Caleb Kleveter Thank you for your answer. I am embarrassed to admit that I don't understand it, and I don't know if this is because something is obvious to you (and probably everyone else) that I am missing, or because I expressed my question so badly that it doesn't make sense.

Let me try to build on your answer to see if I can show my confusion. I interpret your answer to mean making the assignment (HOME=) should be enough for the new value to be passed down to a daughter process (bash).
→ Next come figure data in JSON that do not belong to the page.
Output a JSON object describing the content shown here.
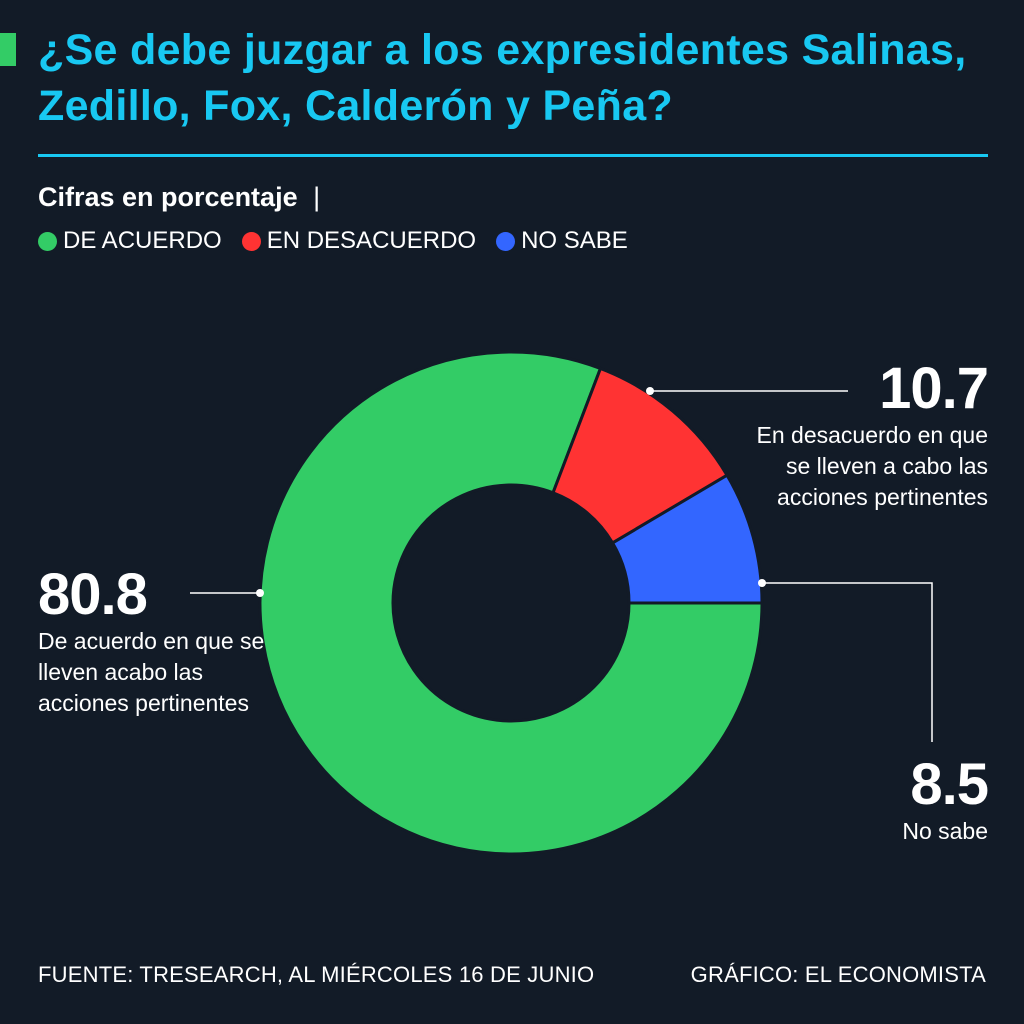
{
  "header": {
    "title": "¿Se debe juzgar a los expresidentes Salinas, Zedillo, Fox, Calderón y Peña?",
    "subtitle": "Cifras en porcentaje",
    "subtitle_separator": "|"
  },
  "legend": [
    {
      "label": "DE ACUERDO",
      "color": "#33cc66"
    },
    {
      "label": "EN DESACUERDO",
      "color": "#ff3333"
    },
    {
      "label": "NO SABE",
      "color": "#3366ff"
    }
  ],
  "chart_data": {
    "type": "pie",
    "variant": "donut",
    "unit": "%",
    "series": [
      {
        "name": "De acuerdo",
        "value": 80.8,
        "value_label": "80.8",
        "description": "De acuerdo en que se lleven acabo las acciones pertinentes",
        "color": "#33cc66"
      },
      {
        "name": "En desacuerdo",
        "value": 10.7,
        "value_label": "10.7",
        "description": "En desacuerdo en que se lleven a cabo las acciones pertinentes",
        "color": "#ff3333"
      },
      {
        "name": "No sabe",
        "value": 8.5,
        "value_label": "8.5",
        "description": "No sabe",
        "color": "#3366ff"
      }
    ]
  },
  "footer": {
    "source": "FUENTE: TRESEARCH, AL MIÉRCOLES 16 DE JUNIO",
    "credit": "GRÁFICO: EL ECONOMISTA"
  },
  "colors": {
    "background": "#121b27",
    "title": "#18c8f2",
    "accent": "#33cc66"
  }
}
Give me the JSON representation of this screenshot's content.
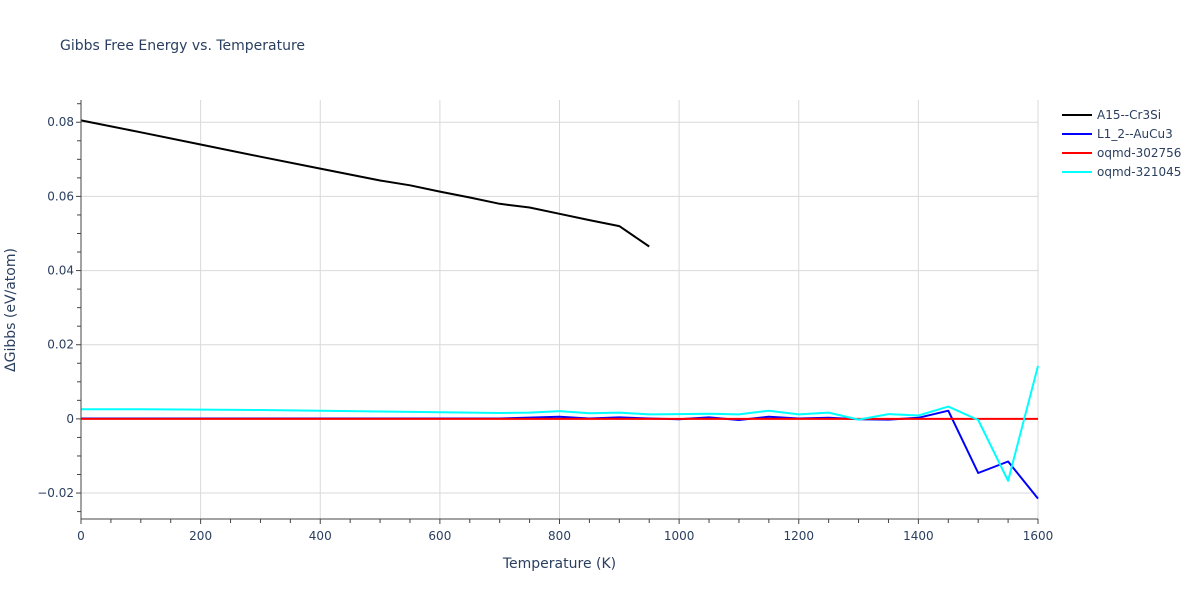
{
  "chart_data": {
    "type": "line",
    "title": "Gibbs Free Energy vs. Temperature",
    "xlabel": "Temperature (K)",
    "ylabel": "ΔGibbs (eV/atom)",
    "xlim": [
      0,
      1600
    ],
    "ylim": [
      -0.027,
      0.086
    ],
    "xticks": [
      0,
      200,
      400,
      600,
      800,
      1000,
      1200,
      1400,
      1600
    ],
    "xtick_labels": [
      "0",
      "200",
      "400",
      "600",
      "800",
      "1000",
      "1200",
      "1400",
      "1600"
    ],
    "yticks": [
      -0.02,
      0,
      0.02,
      0.04,
      0.06,
      0.08
    ],
    "ytick_labels": [
      "−0.02",
      "0",
      "0.02",
      "0.04",
      "0.06",
      "0.08"
    ],
    "grid": true,
    "legend_position": "top-right",
    "series": [
      {
        "name": "A15--Cr3Si",
        "color": "#000000",
        "x": [
          0,
          100,
          200,
          300,
          400,
          500,
          550,
          600,
          650,
          700,
          750,
          800,
          850,
          900,
          950
        ],
        "y": [
          0.0805,
          0.0773,
          0.074,
          0.0707,
          0.0675,
          0.0643,
          0.063,
          0.0613,
          0.0597,
          0.058,
          0.057,
          0.0553,
          0.0536,
          0.052,
          0.0465
        ]
      },
      {
        "name": "L1_2--AuCu3",
        "color": "#0000ff",
        "x": [
          0,
          100,
          200,
          300,
          400,
          500,
          600,
          700,
          800,
          850,
          900,
          950,
          1000,
          1050,
          1100,
          1150,
          1200,
          1250,
          1300,
          1350,
          1400,
          1450,
          1500,
          1550,
          1600
        ],
        "y": [
          0.0001,
          0.0001,
          0.0001,
          0.0001,
          0.0001,
          0.0001,
          0.0001,
          0.0001,
          0.0006,
          0.0001,
          0.0004,
          0.0001,
          -0.0001,
          0.0004,
          -0.0003,
          0.0006,
          0.0001,
          0.0003,
          -0.0001,
          -0.0002,
          0.0003,
          0.0022,
          -0.0146,
          -0.0115,
          -0.0215
        ]
      },
      {
        "name": "oqmd-302756",
        "color": "#ff0000",
        "x": [
          0,
          200,
          400,
          600,
          800,
          1000,
          1200,
          1400,
          1600
        ],
        "y": [
          0,
          0,
          0,
          0,
          0,
          0,
          0,
          0,
          0
        ]
      },
      {
        "name": "oqmd-321045",
        "color": "#00ffff",
        "x": [
          0,
          100,
          200,
          300,
          400,
          500,
          600,
          700,
          750,
          800,
          850,
          900,
          950,
          1000,
          1050,
          1100,
          1150,
          1200,
          1250,
          1300,
          1350,
          1400,
          1450,
          1500,
          1550,
          1600
        ],
        "y": [
          0.0026,
          0.0026,
          0.0025,
          0.0024,
          0.0022,
          0.002,
          0.0018,
          0.0016,
          0.0017,
          0.0021,
          0.0015,
          0.0017,
          0.0012,
          0.0013,
          0.0014,
          0.0012,
          0.0022,
          0.0012,
          0.0017,
          -0.0002,
          0.0013,
          0.0009,
          0.0033,
          -0.0003,
          -0.0167,
          0.0143
        ]
      }
    ]
  }
}
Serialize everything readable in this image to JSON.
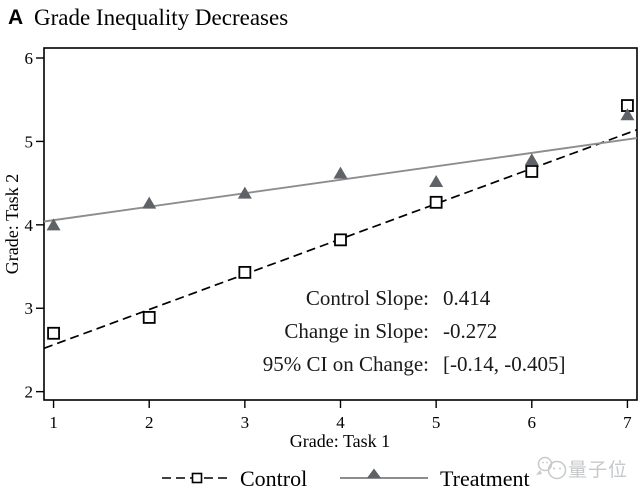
{
  "title": {
    "panel": "A",
    "text": "Grade Inequality Decreases"
  },
  "watermark": {
    "text": "量子位",
    "color": "#c6c8ca"
  },
  "colors": {
    "control": "#000000",
    "treatment_line": "#8d8d8d",
    "treatment_marker": "#5f6367",
    "background": "#ffffff"
  },
  "chart_data": {
    "type": "scatter",
    "title": "Grade Inequality Decreases",
    "xlabel": "Grade: Task 1",
    "ylabel": "Grade: Task 2",
    "x": [
      1,
      2,
      3,
      4,
      5,
      6,
      7
    ],
    "x_ticks": [
      1,
      2,
      3,
      4,
      5,
      6,
      7
    ],
    "y_ticks": [
      2,
      3,
      4,
      5,
      6
    ],
    "xlim": [
      0.9,
      7.1
    ],
    "ylim": [
      1.9,
      6.12
    ],
    "grid": "off",
    "series": [
      {
        "name": "Control",
        "marker": "square-hollow",
        "line": "dashed",
        "color": "#000000",
        "values": [
          2.7,
          2.89,
          3.43,
          3.82,
          4.27,
          4.64,
          5.43
        ],
        "fit_line": {
          "x1": 0.9,
          "y1": 2.52,
          "x2": 7.1,
          "y2": 5.14
        }
      },
      {
        "name": "Treatment",
        "marker": "triangle-filled",
        "line": "solid",
        "color": "#8d8d8d",
        "marker_color": "#5f6367",
        "values": [
          4.0,
          4.26,
          4.38,
          4.62,
          4.52,
          4.78,
          5.32
        ],
        "fit_line": {
          "x1": 0.9,
          "y1": 4.04,
          "x2": 7.1,
          "y2": 5.04
        }
      }
    ],
    "annotation": {
      "lines": [
        {
          "label": "Control Slope:",
          "value": "0.414"
        },
        {
          "label": "Change in Slope:",
          "value": "-0.272"
        },
        {
          "label": "95% CI on Change:",
          "value": "[-0.14, -0.405]"
        }
      ]
    },
    "legend": {
      "position": "bottom",
      "entries": [
        "Control",
        "Treatment"
      ]
    }
  }
}
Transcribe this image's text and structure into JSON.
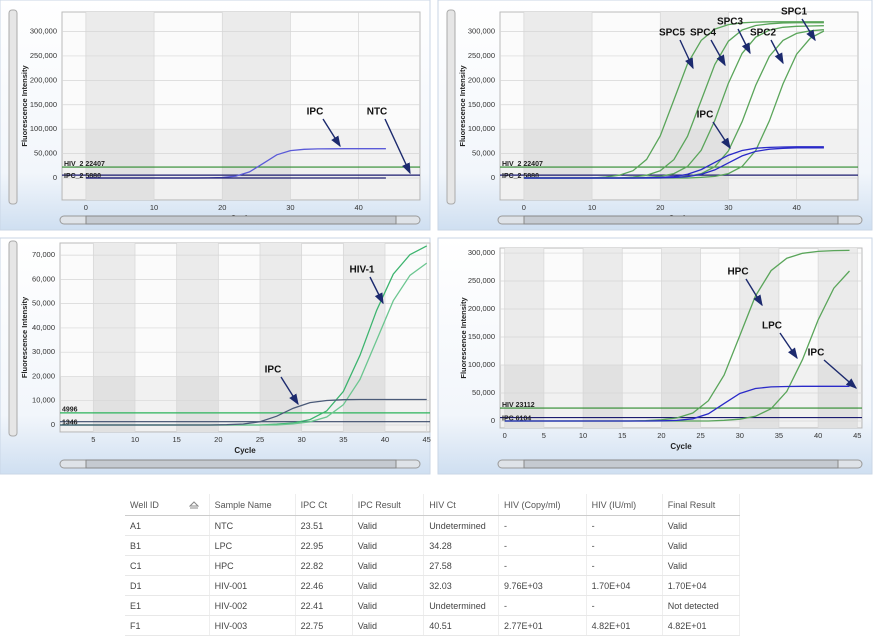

But compare the results with the code in my original post with the following in which I alter the prompt variable, PS1, instead of HOME:

treehouse:~/workspace$ echo $PS1                                                                 
\[\e]0;\u: \w\a\]\[\033[01;38;5;24m\]\u\[\033[00m\]:\[\033[01;38;5;26;34m\]\w\[\033[00m\]$       
treehouse:~/workspace$ PS1="newPrompt$"                                                          
newPrompt$echo $PS1                                                                              
newPrompt$                                                                                       
newPrompt$bash                                                                                   
treehouse:~/workspace$ echo $PS1                                                                 
\[\e]0;\u: \w\a\]\[\033[01;38;5;24m\]\u\[\033[00m\]:\[\033[01;38;5;26;34m\]\w\[\033[00m\]$

Note how PS1, unlike HOME, reverts to it's original state in the new bash shell. What makes the two environment variables behave differently?